Concept drawings for Elon Musk’s 800-mph Hyperloop
Musk specifically tweeted that he will build a Hyperloop test track "for companies and student teams to test out their pods," and said only that it would "most likely" be located in Texas.
The Hyperloop concept uses tubes suspended from pylons above the ground. Pods float in the tubes on a cushion of air, and are propelled forward by magnetic levitation.
This low-friction environment is supposed to make speeds up to 800 mph possible, albeit in conditions that sound a tad claustrophobic.
Since introducing the Hyperloop concept in August 2013, Musk hasn't made any effort to develop it himself. Some research has been undertaken by an independent company, Hyperloop Transportation Technologies.
So why is Musk suddenly interested in building a Hyperloop test track?
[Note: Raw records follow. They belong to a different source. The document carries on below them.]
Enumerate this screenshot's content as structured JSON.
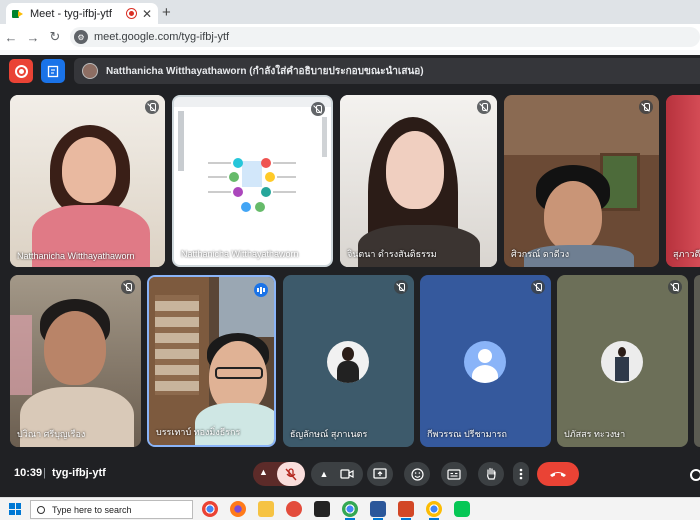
{
  "browser": {
    "tab_title": "Meet - tyg-ifbj-ytf",
    "new_tab": "+",
    "close_tab": "✕",
    "url": "meet.google.com/tyg-ifbj-ytf"
  },
  "meet": {
    "presenter_text": "Natthanicha Witthayathaworn (กำลังใส่คำอธิบายประกอบขณะนำเสนอ)",
    "participants": [
      {
        "name": "Natthanicha Witthayathaworn"
      },
      {
        "name": "Natthanicha Witthayathaworn"
      },
      {
        "name": "จินตนา ดำรงสันติธรรม"
      },
      {
        "name": "ศิวกรณ์ ดาดีวง"
      },
      {
        "name": "สุภาวดี"
      },
      {
        "name": "ปวิณา ศรีบุญเรือง"
      },
      {
        "name": "บรรเทาบ์ ทองมิ่งธีรกร"
      },
      {
        "name": "ธัญลักษณ์ สุภาเนตร"
      },
      {
        "name": "กีพวรรณ ปรีชามารถ"
      },
      {
        "name": "ปภัสสร ทะวงษา"
      }
    ],
    "time": "10:39",
    "separator": "|",
    "meeting_code": "tyg-ifbj-ytf"
  },
  "taskbar": {
    "search_placeholder": "Type here to search"
  },
  "colors": {
    "end_call": "#ea4335",
    "record": "#ea4335",
    "notes": "#1a73e8",
    "background": "#202124"
  }
}
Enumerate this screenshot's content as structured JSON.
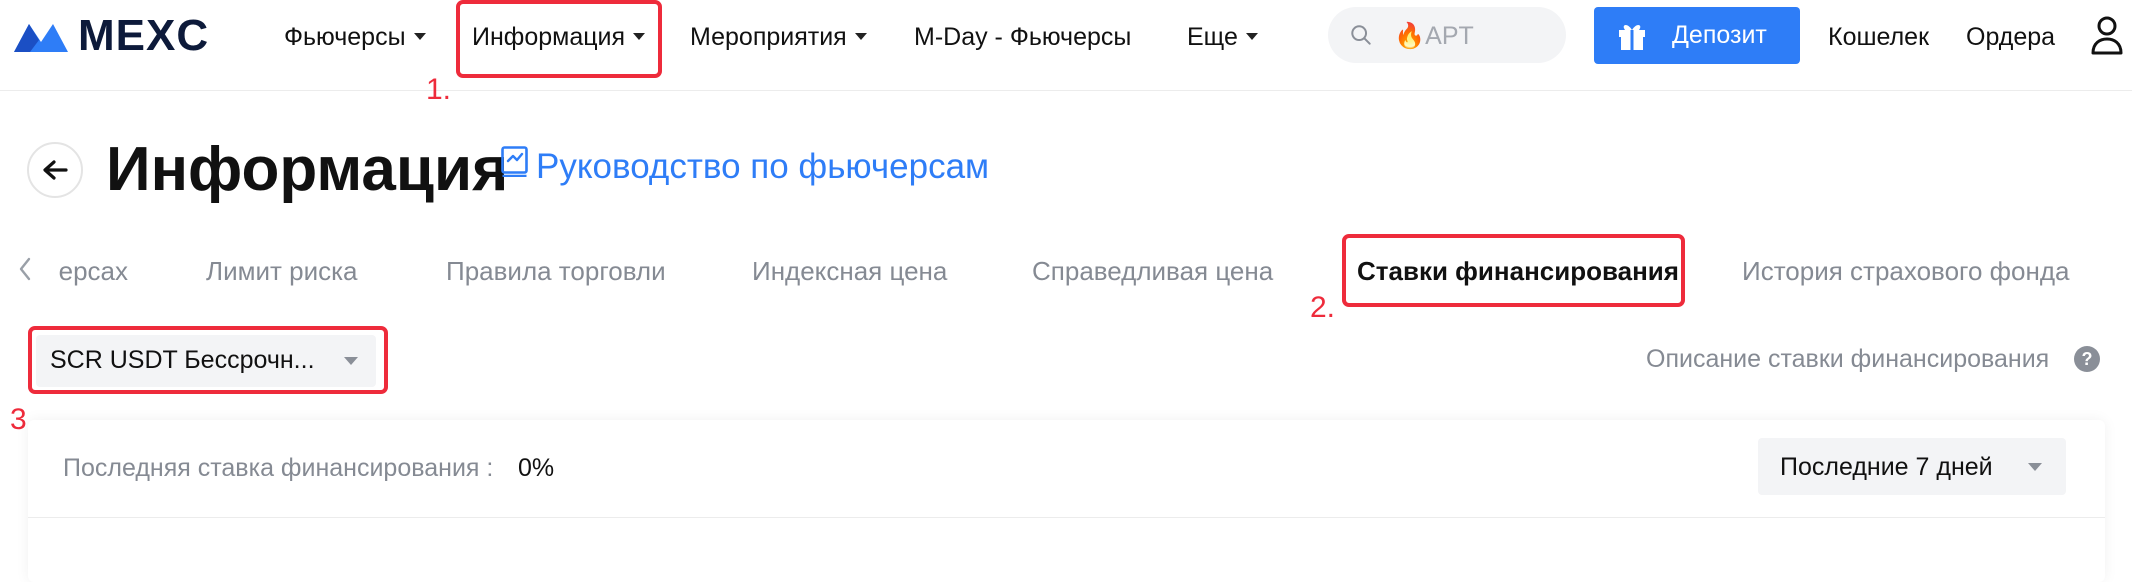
{
  "header": {
    "logo_text": "MEXC",
    "nav": [
      {
        "label": "Фьючерсы",
        "has_dropdown": true
      },
      {
        "label": "Информация",
        "has_dropdown": true
      },
      {
        "label": "Мероприятия",
        "has_dropdown": true
      },
      {
        "label": "M-Day - Фьючерсы",
        "has_dropdown": false
      },
      {
        "label": "Еще",
        "has_dropdown": true
      }
    ],
    "search": {
      "placeholder_prefix": "🔥",
      "placeholder_text": "APT",
      "icon": "search-icon"
    },
    "deposit_label": "Депозит",
    "wallet_label": "Кошелек",
    "orders_label": "Ордера",
    "user_icon": "user-icon"
  },
  "annotations": [
    "1.",
    "2.",
    "3."
  ],
  "page": {
    "title": "Информация",
    "guide_link": "Руководство по фьючерсам"
  },
  "tabs": {
    "items": [
      {
        "label": "ерсах",
        "active": false
      },
      {
        "label": "Лимит риска",
        "active": false
      },
      {
        "label": "Правила торговли",
        "active": false
      },
      {
        "label": "Индексная цена",
        "active": false
      },
      {
        "label": "Справедливая цена",
        "active": false
      },
      {
        "label": "Ставки финансирования",
        "active": true
      },
      {
        "label": "История страхового фонда",
        "active": false
      }
    ]
  },
  "controls": {
    "contract_select": "SCR USDT Бессрочн...",
    "funding_description": "Описание ставки финансирования",
    "help_icon": "?"
  },
  "card": {
    "last_rate_label": "Последняя ставка финансирования :",
    "last_rate_value": "0%",
    "period_select": "Последние 7 дней"
  },
  "colors": {
    "accent": "#2e7df7",
    "annotation_red": "#ee2b3b",
    "muted_text": "#858a93",
    "logo_blue": "#2e7df7",
    "logo_navy": "#0d1a3a"
  }
}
And why in Texas?
That's where the assumed connection between the Hyperloop and Texas' direct-sales ban comes in.
Tesla Store Los Angeles [photo: Misha Bruk / MBH Architects]
The state recently missed out on Tesla's battery-cell "gigafactory," which went to Nevada instead. So another high-profile project attached to media darling Elon Musk could make a powerful bargaining chip with lawmakers.
In fact, Musk has already tried the tactic once.
In his ultimately fruitless effort to prevent legislation banning Tesla direct sales, Musk dangled the possibility of a second Tesla assembly plant to be located in Texas--which would build an electric pickup truck, no less.
Selling cars in Texas is more than a point of pride for Tesla.
Despite its reputation as the home of Big Oil, Texas is one of the most electric-car friendly states in the country, and the state represents a meaningful part of the overall plug-in vehicle market.
Whether Musk can overcome the entrenched interests of traditional franchised dealers by offering up research and jobs testing a totally new transportation concept--one that might cut the number of long-distance vehicle trips if it works--remains to be seen.